What does this mean? Well, you can't buy one, for starters. There are still listings for the GPUs at e-tailers like Newegg and Amazon, but they're selling at grossly inflated prices. The reasonable expectation is that Nvidia has run out of stock on those cards and has no intention to produce more.
The RTX 20 Super series brought along significant upgrades to the Turing GPU family, where cards like the GeForce RTX 2060 SUPER offered as much as 20% better performance than the original recipe. Things may not play out the same way this time, though; according to the leaks and rumors we've seen, this refresh might be about addressing community complaints concerning the arguably middling amounts of video RAM available on the otherwise bleeding-edge Blackwell GPUs. The GeForce RTX 5080 comes with 16GB, just half of the 5090's 32GB, and the GeForce RTX 5070 only has an underwhelming 12GB.

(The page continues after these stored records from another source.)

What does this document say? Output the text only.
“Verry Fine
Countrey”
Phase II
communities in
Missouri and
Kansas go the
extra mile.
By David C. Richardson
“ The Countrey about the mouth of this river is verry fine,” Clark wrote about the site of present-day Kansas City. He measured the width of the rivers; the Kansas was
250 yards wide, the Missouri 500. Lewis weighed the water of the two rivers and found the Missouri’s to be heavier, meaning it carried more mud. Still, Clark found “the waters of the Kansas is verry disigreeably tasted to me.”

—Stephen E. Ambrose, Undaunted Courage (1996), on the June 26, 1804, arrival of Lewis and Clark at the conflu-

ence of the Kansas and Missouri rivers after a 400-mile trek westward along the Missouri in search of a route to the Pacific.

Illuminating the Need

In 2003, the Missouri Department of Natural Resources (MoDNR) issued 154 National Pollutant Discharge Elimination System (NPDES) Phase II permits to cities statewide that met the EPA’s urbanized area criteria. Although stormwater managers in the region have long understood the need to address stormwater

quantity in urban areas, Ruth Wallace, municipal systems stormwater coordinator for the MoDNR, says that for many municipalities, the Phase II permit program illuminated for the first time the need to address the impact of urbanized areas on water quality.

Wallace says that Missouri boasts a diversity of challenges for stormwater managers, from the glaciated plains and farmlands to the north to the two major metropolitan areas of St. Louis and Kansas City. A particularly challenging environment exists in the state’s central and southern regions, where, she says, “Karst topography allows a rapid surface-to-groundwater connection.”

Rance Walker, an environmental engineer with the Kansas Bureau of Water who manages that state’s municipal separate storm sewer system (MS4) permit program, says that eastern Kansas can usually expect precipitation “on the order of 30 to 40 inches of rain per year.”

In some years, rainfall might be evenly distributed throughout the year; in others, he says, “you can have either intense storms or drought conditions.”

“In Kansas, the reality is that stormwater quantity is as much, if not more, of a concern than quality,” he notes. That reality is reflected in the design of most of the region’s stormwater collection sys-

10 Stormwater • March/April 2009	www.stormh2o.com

While these capacities are normally completely fine for a considerable portion of current computer games, a vocal minority of users certainly seem as if they feel shortchanged by the green team's supposed GDDR7 miserliness. The RTX 50 Super refresh should offer a course correction in that regard without a major GPU shuffle thanks to the use of GDDR7 memory packages with the non-power-of-two 3GB capacity.
Assuming no changes to GPU memory bus width, the use of the more capacious packages would allow a memory allotment of 18GB on the purported GeForce RTX 5070 Super, and fully 24GB on the GeForce RTX 5080 Super. For some enthusiasts, whether 16GB is "enough" is out of the question; the argument becomes that 16GB is too puny for a thousand-dollar-plus GPU in 2025. 24GB of video RAM would at least match the Radeon RX 7900 XTX at the same price.
We've asked Nvidia for comment and will update this post if we hear back.